NFA Definition of a Machine Gun, hosted by ATF.gov

Subsequently, the ATF sent its order to Rare Breed Triggers, part of Rare Breed Firearms.

While the letter from the ATF, addressed to owner Kevin Maxwell and pulled from the online database Public Access to Court Electronic Records (PACER), details their ruling on the FRT-15 as manufactured and marketed, Maxwell’s attorneys and industry experts disagree over the definition’s application to the trigger.

Multiple industry experts brought on by Maxwell and Rare Breed to test the trigger legally and practically, including a division of the U.S. Department of Justice, disagree with the ATF’s definition of the product as a machine gun, fully automatic, or for use that could make a gun fully automatic.

Specifically, an attorney from The Law Office of Kevin P. McCann in Merritt Island, Fla.; tested by Daniel O’Kelly, a former Senior Special Agent at the ATF and now a Director of GunLearn and a senior instructor at International Firearm Specialist Academy; reviewed by Rick Vasquez, a research and analysis consultant of Rick Vasquez Firearms, LLC; and Brian Luettke, a former special agent of the ATF and now a consultant for Firearms Training and Interstate Nexus Consulting, LLC all weighed in on the legality of the FRT-15 in its capacity as a machine gun.

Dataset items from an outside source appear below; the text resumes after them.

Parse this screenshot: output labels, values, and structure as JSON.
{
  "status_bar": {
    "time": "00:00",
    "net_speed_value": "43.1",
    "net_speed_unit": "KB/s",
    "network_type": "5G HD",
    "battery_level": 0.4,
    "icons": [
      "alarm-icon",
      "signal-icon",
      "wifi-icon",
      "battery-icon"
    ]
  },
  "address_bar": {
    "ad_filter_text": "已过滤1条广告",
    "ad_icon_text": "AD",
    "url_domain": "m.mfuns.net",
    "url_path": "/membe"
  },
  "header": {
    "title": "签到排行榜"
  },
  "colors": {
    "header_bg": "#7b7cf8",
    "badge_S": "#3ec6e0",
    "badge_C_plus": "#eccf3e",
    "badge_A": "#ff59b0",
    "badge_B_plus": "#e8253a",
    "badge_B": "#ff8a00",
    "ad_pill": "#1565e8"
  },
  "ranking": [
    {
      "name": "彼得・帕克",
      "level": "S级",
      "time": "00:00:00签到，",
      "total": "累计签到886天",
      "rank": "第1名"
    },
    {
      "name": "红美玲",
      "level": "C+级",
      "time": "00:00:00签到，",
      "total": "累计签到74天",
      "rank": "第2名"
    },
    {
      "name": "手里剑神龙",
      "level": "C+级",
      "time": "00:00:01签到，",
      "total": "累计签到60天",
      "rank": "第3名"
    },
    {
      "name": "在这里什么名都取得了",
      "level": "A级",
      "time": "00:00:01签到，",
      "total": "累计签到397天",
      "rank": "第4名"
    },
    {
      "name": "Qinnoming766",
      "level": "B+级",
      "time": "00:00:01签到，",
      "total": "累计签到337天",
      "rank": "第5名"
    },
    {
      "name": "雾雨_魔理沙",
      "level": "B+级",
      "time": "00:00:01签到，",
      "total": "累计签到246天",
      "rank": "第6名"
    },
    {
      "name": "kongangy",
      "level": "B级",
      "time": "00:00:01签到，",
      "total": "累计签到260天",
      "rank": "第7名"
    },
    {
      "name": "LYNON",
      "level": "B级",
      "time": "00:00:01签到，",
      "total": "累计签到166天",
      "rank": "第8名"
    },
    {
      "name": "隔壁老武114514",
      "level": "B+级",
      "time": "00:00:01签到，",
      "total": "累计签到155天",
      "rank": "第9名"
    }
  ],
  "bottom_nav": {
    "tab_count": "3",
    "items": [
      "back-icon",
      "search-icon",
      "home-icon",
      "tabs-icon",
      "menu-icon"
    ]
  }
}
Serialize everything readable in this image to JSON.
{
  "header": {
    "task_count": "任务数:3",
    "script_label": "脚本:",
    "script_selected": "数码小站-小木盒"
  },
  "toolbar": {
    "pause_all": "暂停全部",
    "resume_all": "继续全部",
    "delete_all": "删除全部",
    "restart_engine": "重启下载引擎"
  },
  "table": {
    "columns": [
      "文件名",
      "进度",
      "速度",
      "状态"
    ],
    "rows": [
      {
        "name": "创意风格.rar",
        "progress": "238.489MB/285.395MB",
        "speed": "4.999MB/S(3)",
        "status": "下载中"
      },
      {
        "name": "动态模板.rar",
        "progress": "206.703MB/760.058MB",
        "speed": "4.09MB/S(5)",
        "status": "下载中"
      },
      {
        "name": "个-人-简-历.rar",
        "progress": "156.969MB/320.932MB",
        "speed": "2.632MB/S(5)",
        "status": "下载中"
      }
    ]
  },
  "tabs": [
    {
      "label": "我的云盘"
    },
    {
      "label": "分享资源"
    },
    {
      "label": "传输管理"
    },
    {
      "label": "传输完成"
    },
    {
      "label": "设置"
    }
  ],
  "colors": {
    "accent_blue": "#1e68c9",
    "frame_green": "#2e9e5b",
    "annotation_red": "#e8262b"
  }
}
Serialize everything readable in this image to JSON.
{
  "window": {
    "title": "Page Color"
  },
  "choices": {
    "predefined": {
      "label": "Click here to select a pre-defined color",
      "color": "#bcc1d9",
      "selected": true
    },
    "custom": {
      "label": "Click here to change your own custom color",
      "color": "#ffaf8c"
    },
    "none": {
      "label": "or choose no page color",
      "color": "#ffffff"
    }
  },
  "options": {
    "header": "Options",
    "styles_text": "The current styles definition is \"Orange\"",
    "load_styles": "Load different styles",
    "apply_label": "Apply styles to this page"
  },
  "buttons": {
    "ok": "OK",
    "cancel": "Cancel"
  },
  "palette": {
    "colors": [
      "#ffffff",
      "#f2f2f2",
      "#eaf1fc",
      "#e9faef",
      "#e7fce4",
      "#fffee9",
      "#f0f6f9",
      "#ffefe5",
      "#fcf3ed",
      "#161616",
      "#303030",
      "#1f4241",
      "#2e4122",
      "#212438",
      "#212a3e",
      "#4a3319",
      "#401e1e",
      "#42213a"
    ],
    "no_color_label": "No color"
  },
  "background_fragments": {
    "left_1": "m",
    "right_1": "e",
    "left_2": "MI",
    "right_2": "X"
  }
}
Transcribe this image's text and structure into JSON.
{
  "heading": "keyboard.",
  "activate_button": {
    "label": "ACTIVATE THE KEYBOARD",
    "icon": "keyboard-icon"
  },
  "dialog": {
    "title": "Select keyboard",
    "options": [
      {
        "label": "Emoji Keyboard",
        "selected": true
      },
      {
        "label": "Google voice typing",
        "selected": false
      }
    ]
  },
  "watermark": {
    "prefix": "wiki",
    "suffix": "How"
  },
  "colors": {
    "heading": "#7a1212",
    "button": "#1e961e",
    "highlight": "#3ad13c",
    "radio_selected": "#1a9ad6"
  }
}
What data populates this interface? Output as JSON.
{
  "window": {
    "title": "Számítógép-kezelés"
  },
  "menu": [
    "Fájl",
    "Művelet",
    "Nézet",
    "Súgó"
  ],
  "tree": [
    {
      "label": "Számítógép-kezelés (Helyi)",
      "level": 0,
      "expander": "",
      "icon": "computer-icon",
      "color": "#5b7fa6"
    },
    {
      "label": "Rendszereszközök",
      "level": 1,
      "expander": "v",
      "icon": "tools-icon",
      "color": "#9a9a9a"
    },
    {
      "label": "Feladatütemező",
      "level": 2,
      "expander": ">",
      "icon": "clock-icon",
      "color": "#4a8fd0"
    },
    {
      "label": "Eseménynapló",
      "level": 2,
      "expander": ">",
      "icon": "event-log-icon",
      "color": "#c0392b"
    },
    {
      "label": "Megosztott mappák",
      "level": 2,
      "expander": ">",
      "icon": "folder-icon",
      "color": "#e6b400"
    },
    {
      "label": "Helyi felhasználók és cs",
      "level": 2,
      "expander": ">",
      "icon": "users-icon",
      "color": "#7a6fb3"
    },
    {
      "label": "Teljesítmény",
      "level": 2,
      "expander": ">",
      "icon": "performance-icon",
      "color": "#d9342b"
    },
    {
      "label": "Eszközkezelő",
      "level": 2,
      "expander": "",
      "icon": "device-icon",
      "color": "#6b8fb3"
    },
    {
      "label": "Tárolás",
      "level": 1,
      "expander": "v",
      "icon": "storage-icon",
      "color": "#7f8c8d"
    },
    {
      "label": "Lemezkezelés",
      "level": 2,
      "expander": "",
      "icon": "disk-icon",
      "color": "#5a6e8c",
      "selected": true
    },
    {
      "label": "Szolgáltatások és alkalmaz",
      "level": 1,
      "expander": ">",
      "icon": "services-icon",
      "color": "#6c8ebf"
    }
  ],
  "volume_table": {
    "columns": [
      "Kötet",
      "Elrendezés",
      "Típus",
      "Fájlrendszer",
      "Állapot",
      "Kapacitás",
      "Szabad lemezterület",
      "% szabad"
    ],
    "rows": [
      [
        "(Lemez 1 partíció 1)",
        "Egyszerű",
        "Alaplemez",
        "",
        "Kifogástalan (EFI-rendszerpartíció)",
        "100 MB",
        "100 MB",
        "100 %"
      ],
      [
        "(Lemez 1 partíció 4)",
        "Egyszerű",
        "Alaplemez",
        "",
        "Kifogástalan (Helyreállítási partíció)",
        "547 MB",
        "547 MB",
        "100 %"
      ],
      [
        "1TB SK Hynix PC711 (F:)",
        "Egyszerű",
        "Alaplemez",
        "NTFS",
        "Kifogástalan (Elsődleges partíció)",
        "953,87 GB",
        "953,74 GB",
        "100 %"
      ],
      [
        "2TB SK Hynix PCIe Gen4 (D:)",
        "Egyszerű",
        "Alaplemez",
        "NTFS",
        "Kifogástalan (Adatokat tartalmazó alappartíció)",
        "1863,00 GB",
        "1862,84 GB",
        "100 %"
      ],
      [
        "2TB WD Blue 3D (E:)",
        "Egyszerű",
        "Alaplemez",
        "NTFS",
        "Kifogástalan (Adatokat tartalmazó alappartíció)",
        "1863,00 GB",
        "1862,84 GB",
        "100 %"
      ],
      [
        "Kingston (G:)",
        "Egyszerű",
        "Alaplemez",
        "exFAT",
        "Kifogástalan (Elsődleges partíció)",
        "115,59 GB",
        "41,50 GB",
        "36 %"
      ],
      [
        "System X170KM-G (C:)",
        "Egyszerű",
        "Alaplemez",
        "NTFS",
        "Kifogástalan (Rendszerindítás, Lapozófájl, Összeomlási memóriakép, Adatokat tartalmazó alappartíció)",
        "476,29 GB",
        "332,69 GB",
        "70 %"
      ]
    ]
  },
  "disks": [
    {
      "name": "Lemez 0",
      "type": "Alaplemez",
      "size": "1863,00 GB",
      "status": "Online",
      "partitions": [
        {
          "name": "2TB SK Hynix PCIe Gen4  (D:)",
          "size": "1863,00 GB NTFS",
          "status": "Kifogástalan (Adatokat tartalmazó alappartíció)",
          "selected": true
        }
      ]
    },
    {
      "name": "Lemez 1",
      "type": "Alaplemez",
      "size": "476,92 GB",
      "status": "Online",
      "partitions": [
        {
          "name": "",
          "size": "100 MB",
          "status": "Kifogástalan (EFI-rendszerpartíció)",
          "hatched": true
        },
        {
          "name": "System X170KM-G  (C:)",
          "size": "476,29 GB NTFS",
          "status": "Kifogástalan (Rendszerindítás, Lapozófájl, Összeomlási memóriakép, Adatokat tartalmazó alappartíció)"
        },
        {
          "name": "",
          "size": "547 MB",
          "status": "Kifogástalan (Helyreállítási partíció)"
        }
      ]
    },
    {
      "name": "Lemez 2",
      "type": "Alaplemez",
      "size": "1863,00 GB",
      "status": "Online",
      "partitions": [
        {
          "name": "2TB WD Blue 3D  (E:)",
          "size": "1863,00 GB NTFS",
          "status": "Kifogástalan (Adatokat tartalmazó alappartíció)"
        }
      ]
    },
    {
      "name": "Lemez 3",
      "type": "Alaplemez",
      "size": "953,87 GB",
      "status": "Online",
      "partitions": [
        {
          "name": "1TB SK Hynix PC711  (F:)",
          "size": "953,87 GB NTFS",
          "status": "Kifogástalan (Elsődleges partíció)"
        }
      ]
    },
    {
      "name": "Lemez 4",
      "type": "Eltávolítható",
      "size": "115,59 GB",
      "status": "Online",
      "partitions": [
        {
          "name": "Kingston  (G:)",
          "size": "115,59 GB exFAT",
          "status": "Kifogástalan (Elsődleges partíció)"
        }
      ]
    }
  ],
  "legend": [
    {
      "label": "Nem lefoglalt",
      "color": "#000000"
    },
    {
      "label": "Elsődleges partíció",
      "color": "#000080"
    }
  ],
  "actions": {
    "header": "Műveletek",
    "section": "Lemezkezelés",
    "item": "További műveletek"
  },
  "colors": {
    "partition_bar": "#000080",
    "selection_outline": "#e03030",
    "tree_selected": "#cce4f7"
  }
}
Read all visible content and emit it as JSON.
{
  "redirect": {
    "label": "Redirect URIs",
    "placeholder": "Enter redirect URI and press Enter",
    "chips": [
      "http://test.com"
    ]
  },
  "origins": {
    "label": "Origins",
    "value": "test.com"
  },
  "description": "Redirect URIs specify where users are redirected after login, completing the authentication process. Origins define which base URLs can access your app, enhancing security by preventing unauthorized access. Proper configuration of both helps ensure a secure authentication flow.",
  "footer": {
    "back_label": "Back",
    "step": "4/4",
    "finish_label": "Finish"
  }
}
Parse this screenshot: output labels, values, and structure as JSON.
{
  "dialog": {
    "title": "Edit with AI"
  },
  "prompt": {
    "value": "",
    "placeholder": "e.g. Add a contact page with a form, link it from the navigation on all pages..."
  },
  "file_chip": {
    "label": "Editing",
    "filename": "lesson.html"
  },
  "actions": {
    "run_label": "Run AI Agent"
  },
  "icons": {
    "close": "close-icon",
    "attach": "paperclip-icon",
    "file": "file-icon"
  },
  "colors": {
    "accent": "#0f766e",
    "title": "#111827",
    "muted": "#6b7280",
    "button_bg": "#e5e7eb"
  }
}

All of the above experts mentioned in the legal complaint filed by Maxwell to block the ATF’s cease and desist noted that the FRT-15 did not meet the definition of a machine gun, at least under the definition in the National Firearms Act of Title 26 U.S.C. § 5845. Instead, all of the associated found that the product performed as a semiautomatic trigger, and therefore did not constitute a machine gun pursuant to the NFA.

Additionally, Earl Griffith, Chief at Firearms Technology Branch, ATF, a part of the U.S. DOJ found that the three-mode trigger design was determined to be “not a part or combination of parts that will convert a semiautomatic firearm into a machinegun.”

Since the lawsuit’s filing on Aug. 2, Lawrence DeMonico, president of Rare Breed Triggers, put out a video public statement breaking down the company’s position in the lawsuit. The video, published on Aug. 19, runs just under 14 minutes long, and “addresses the ATF’s attempted overreach in trying to redefine the term ‘machine gun'” as it applies to the FRT-15.

The lawsuit names U.S. Attorney General Merrick Garland, the U.S. Department of Justice; the Bureau of Alcohol, Tobacco, Firearms and Explosives, Special Agent in Charge of the ATF’s Tampa Field Division, Craig Saier; and Marvin Richardson, the Acting Director of the ATF as defendants.